Abundance overview of most prominent virus species in shotgun metagenomics profiles in at least one across a set of different samples comprising native (nat) and host NA depleted (depl) surrogate CSF samples spiked with Influenza A virus (Inf A) and amplified using whole transcriptome amplification (WTA2) and samples of patients and negative controls (nc) amplified using sequential reverse transcription and whole genome amplification (SuperScript™ III First-Strand Synthesis SuperMix, PicoPLEX® WGA Kit) including CSF samples of patients the pathogen was detected in high (VZV) and low (HSV-1) amounts, diagnostically negative (neg.), and of unknown disease etiology accompanied by PCR grade water nc (H2O), furthermore a nose swab (nose HRV) accompanied by PBS nc, and a serum (serum ANDV). Majority of samples were sequenced on an Ion Torrent™ Ion S5™ using Ion 540™ Chips, few were sequenced on an Illumina® HiSeq 2500 V4 paired-end (^*) on ¹/₂ lane (nat and depl EnteroV (samples 10, 11 of Table 1), nat and depl neg.), respectively on ¹/₆ lane (nat and depl v1to1 Inf A).
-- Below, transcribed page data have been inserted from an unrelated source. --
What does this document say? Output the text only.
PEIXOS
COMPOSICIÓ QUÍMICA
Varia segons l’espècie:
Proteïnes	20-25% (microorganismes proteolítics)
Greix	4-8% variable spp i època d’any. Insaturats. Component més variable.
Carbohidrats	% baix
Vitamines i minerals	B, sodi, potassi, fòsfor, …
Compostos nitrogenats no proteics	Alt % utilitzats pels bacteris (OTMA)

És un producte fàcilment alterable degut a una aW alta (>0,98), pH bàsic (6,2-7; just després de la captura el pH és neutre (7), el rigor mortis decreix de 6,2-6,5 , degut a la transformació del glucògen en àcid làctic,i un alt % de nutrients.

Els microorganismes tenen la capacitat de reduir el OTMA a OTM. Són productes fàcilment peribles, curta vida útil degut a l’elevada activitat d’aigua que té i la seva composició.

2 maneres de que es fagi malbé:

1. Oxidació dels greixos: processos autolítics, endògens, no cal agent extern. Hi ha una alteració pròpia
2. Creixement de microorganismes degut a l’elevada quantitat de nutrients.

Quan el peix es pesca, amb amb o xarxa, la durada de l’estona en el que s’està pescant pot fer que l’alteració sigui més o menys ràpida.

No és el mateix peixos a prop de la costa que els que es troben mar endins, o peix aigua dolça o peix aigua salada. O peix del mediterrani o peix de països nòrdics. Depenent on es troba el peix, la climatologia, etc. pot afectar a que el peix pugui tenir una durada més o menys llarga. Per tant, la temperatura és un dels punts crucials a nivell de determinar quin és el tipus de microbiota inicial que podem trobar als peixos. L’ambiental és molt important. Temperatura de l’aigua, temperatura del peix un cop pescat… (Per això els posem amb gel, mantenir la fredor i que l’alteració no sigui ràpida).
HRV, Human rhinovirus; EnteroV, Enterovirus genus; ANDV, Andes virus; HSV-1,-2, Herpes simplex virus 1 and 2; VZV, Varicella zoster virus; EBV, Epstein-Barr virus; M.s., Mollivirus sibericum; GemycV, Gemycircularvirus genus; ZEBOV, Zaire ebolavirus; WNV, West Nile virus; TBEV, Tick-borne encephalitis virus; Bl.sh.V, Blueberry shoestring virus; RSV, Respiratory syncytial virus spp.; PBV, Picobirnavirus; M.c.c.a.V, Montastraea cavernosa colony-associated virus; SV-40, Macaca mulatta polyomavirus 1; LassaV, Lassa virus; HPV, Human papillomavirus spp.; HIV-1, Human immunodeficiency virus type 1; Guanar.V, Guanarito virus; Gr.a.t.V, Grapevine associated totivirus-1; DengueV, Dengue virus spp.; C.end.p.V, Citrus endogenous pararetrovirus; CaudoV, Caudovirales order (only Kraken results).